In the world of childbirth, it is axiomatic that C-sections are “bad,” high C-section rates are “epidemic” and massive efforts should be directed toward lowering the C-section rate.
But what if C-sections are better and safer than vaginal birth? What if — despite initial risks and costs — they prevent serious, life altering, expensive complications in the future.
An editorial in The American Journal of Obstetrics and Gynecology raises that possibility.
Shouldn’t we be offering all pregnant women a choice of elective C-section?
As Dr. Catherine Bradley explains:
Pelvic organ prolapse (POP) is a benign gynecological condition that has an impact on many women. An estimated 13% (1 in 8) of US adult women will undergo surgery for POP by the age of 80 years, suggesting a great many more women will experience POP symptoms but may seek nonsurgical care or no intervention. Milder POP (prolapse that remains inside the hymen with straining) is usually asymptomatic, but moderate to severe POP is associated with significant and negative effects on women’s daily life activities, including bothersome vaginal bulge or protrusion symptoms, obstructive urinary and defecatory symptoms, sexual dysfunction, and impaired quality of life with effects on mood, sleep, relationships, and social activities.
Although the causes are multifactorial, vaginal birth is the biggest risk factor.
…[I]ncreasing evidence suggests vaginal birth is the most important risk factor for POP, particularly in those presenting at younger ages. Researchers have identified postdelivery levator ani injuries, identified as levator tears and ballooning, as key factors connecting vaginal birth and the development of POP.
A 2011 paper by Handa et al. makes this clear.
Compared with cesarean without labor, spontaneous vaginal birth was associated with a significantly greater odds of stress incontinence (odds ratio [OR] 2.9, 95% confidence interval [CI] 1.5–5.5) and prolapse to or beyond the hymen (OR 5.6, 95% CI 2.2–14.7). Operative vaginal birth significantly increased the odds for all pelvic floor disorders, especially prolapse (OR 7.5, 95% CI 2.7–20.9). These results suggest that 6.8 additional operative births or 8.9 spontaneous vaginal births, relative to cesarean births, would lead to one additional case of prolapse…
In other words, 1 in every 9 women who have a vaginal birth instead of a C-section will go on to develop pelvic organ prolapse. The number is even higher for operative (forceps or vacuum) vaginal birth. One in 7 women who undergo operative vaginal delivery instead of C-section will develop POP.
The consequences are not trivial and a great deal of vaginal surgery including hysterectomy is done to correct it. That doesn’t count the expense of incontinence pads and the impact on women’s quality of life and sexual function.
We’ve known for a long time that C-sections are safer for babies.

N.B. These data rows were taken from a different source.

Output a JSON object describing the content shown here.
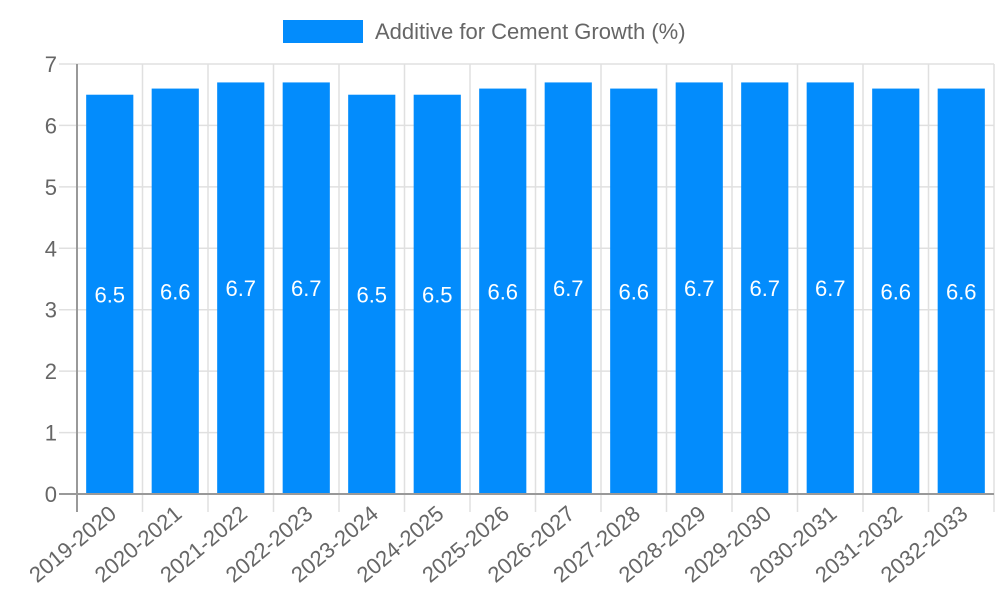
{
  "legend": {
    "label": "Additive for Cement Growth (%)",
    "color": "#038cfc"
  },
  "chart_data": {
    "type": "bar",
    "title": "",
    "xlabel": "",
    "ylabel": "",
    "ylim": [
      0,
      7
    ],
    "yticks": [
      0,
      1,
      2,
      3,
      4,
      5,
      6,
      7
    ],
    "grid": true,
    "legend_position": "top",
    "categories": [
      "2019-2020",
      "2020-2021",
      "2021-2022",
      "2022-2023",
      "2023-2024",
      "2024-2025",
      "2025-2026",
      "2026-2027",
      "2027-2028",
      "2028-2029",
      "2029-2030",
      "2030-2031",
      "2031-2032",
      "2032-2033"
    ],
    "series": [
      {
        "name": "Additive for Cement Growth (%)",
        "color": "#038cfc",
        "values": [
          6.5,
          6.6,
          6.7,
          6.7,
          6.5,
          6.5,
          6.6,
          6.7,
          6.6,
          6.7,
          6.7,
          6.7,
          6.6,
          6.6
        ],
        "labels": [
          "6.5",
          "6.6",
          "6.7",
          "6.7",
          "6.5",
          "6.5",
          "6.6",
          "6.7",
          "6.6",
          "6.7",
          "6.7",
          "6.7",
          "6.6",
          "6.6"
        ]
      }
    ]
  }
}
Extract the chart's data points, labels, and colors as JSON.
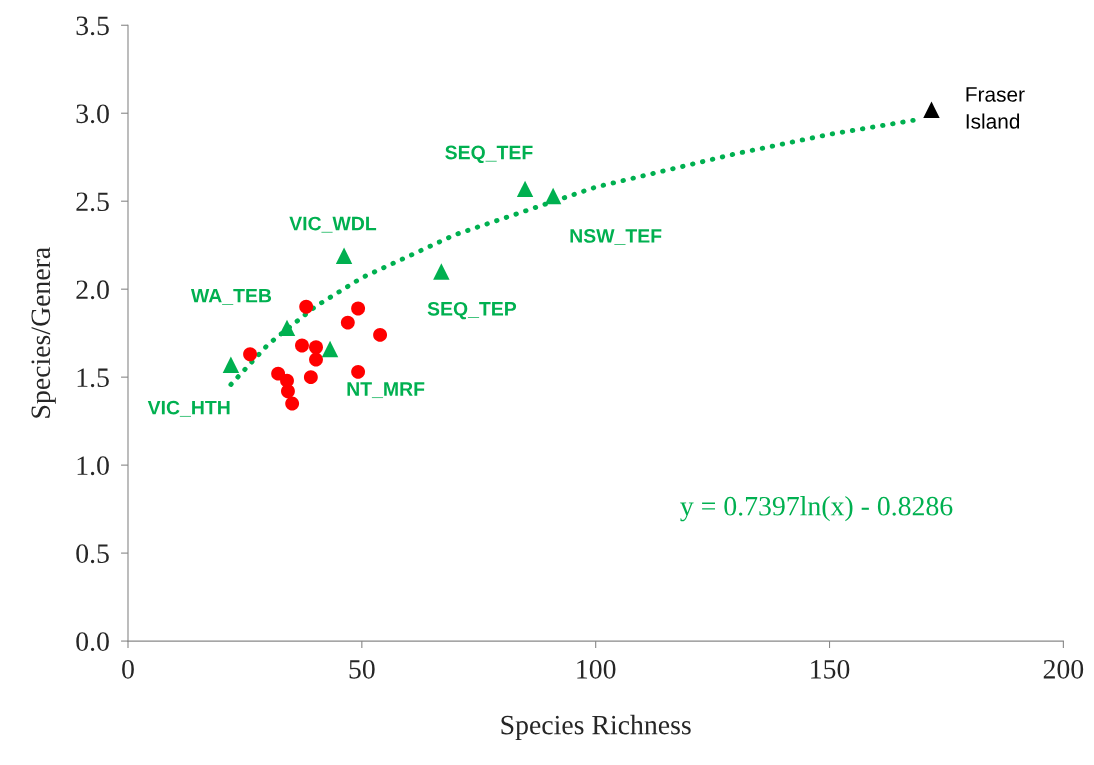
{
  "chart_data": {
    "type": "scatter",
    "xlabel": "Species Richness",
    "ylabel": "Species/Genera",
    "xlim": [
      0,
      200
    ],
    "xticks": [
      0,
      50,
      100,
      150,
      200
    ],
    "ylim": [
      0,
      3.5
    ],
    "yticks": [
      {
        "value": 0,
        "label": "0.0"
      },
      {
        "value": 0.5,
        "label": "0.5"
      },
      {
        "value": 1,
        "label": "1.0"
      },
      {
        "value": 1.5,
        "label": "1.5"
      },
      {
        "value": 2,
        "label": "2.0"
      },
      {
        "value": 2.5,
        "label": "2.5"
      },
      {
        "value": 3,
        "label": "3.0"
      },
      {
        "value": 3.5,
        "label": "3.5"
      }
    ],
    "grid": false,
    "legend": false,
    "series": [
      {
        "marker": "circle",
        "color": "#ff0000",
        "x": [
          38.1,
          49.2,
          47.0,
          53.9,
          37.2,
          40.2,
          40.2,
          26.1,
          32.1,
          34.0,
          34.2,
          39.1,
          49.2,
          35.1
        ],
        "values": [
          1.9,
          1.89,
          1.81,
          1.74,
          1.68,
          1.67,
          1.6,
          1.63,
          1.52,
          1.48,
          1.42,
          1.5,
          1.53,
          1.35
        ]
      },
      {
        "marker": "triangle",
        "color": "#00b050",
        "x": [
          22.0,
          34.0,
          43.2,
          46.2,
          67.0,
          84.9,
          90.9
        ],
        "values": [
          1.57,
          1.78,
          1.66,
          2.19,
          2.1,
          2.57,
          2.53
        ]
      },
      {
        "marker": "triangle",
        "color": "#000000",
        "x": [
          171.8
        ],
        "values": [
          3.02
        ]
      },
      {
        "type": "line",
        "line_style": "dotted",
        "color": "#00b050",
        "x": [
          22,
          30,
          40,
          50,
          70,
          100,
          130,
          150,
          168
        ],
        "values": [
          1.458,
          1.687,
          1.9,
          2.065,
          2.31,
          2.58,
          2.77,
          2.88,
          2.96
        ]
      }
    ],
    "annotations": [
      {
        "text": "VIC_HTH",
        "x": 22.0,
        "y": 1.57
      },
      {
        "text": "WA_TEB",
        "x": 34.0,
        "y": 1.78
      },
      {
        "text": "NT_MRF",
        "x": 43.2,
        "y": 1.66
      },
      {
        "text": "VIC_WDL",
        "x": 46.2,
        "y": 2.19
      },
      {
        "text": "SEQ_TEP",
        "x": 67.0,
        "y": 2.1
      },
      {
        "text": "SEQ_TEF",
        "x": 84.9,
        "y": 2.57
      },
      {
        "text": "NSW_TEF",
        "x": 90.9,
        "y": 2.53
      },
      {
        "text": "Fraser\nIsland",
        "x": 171.8,
        "y": 3.02
      },
      "y = 0.7397ln(x) - 0.8286"
    ]
  }
}
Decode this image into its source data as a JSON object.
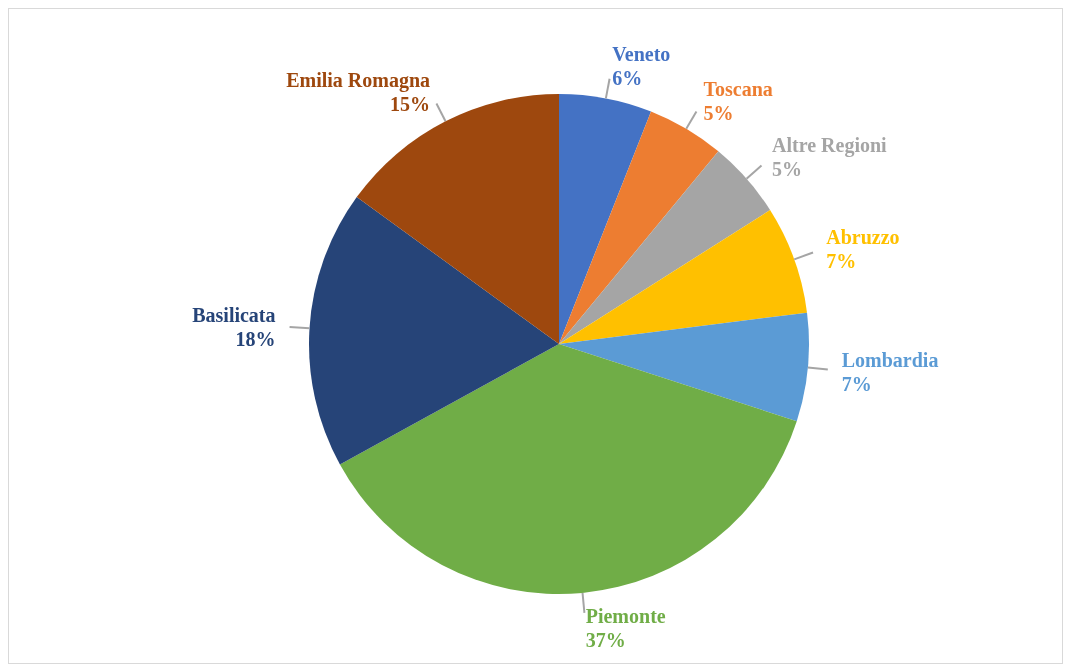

It has been nearly 10 years since I first wrote about article Neonatal Morbidity and Mortality After Elective Cesarean Delivery by Signore and Klebanoff appeared in the June 2006 special issue of Clinics in Perinatology focussing on the epidemiology and neonatal effects of C-section.
The authors conducted a decision analysis:
modeling the probability of perinatal death among a hypothetical cohort of 2,000,000 women who had uncomplicated pregnancies at 39 weeks, half of whom underwent ECD and half managed expectantly. After taking multiple chance probabilities into account, the model estimated that although neonatal deaths were increased among women delivered by elective cesarean, overall perinatal mortality was increased among women managed expectantly, because of the ongoing risk for fetal death in pregnancies that continue beyond 39 weeks.
They found that C-sections were dramatically safer for babies:
In other words, if 1 million women underwent C-section at 39 weeks instead of waiting for onset of labor and attempting vaginal delivery, 692 more babies would be saved, 517 cases of intracranial hemorrhage and 377 brachial plexus injuries would be prevented. In exchange, there would be 8476 additional cases of short term respiratory problems, 5536 neonatal lacerations, and 2212 additional cases of postpartum hemorrhage.
Given the short and longterm benefits of C-sections to both babies and mothers, shouldn’t we reconsider our knee-jerk rejection of maternal request C-sections? Shouldn’t we be offering all pregnant women a choice of elective C-section?
Imagine if men experienced lacerations, incontinence and sexual dysfunction in order to have children. Do you think anyone would be wailing about a C-section “epidemic” then? Or would C-sections become as popular as Viagra?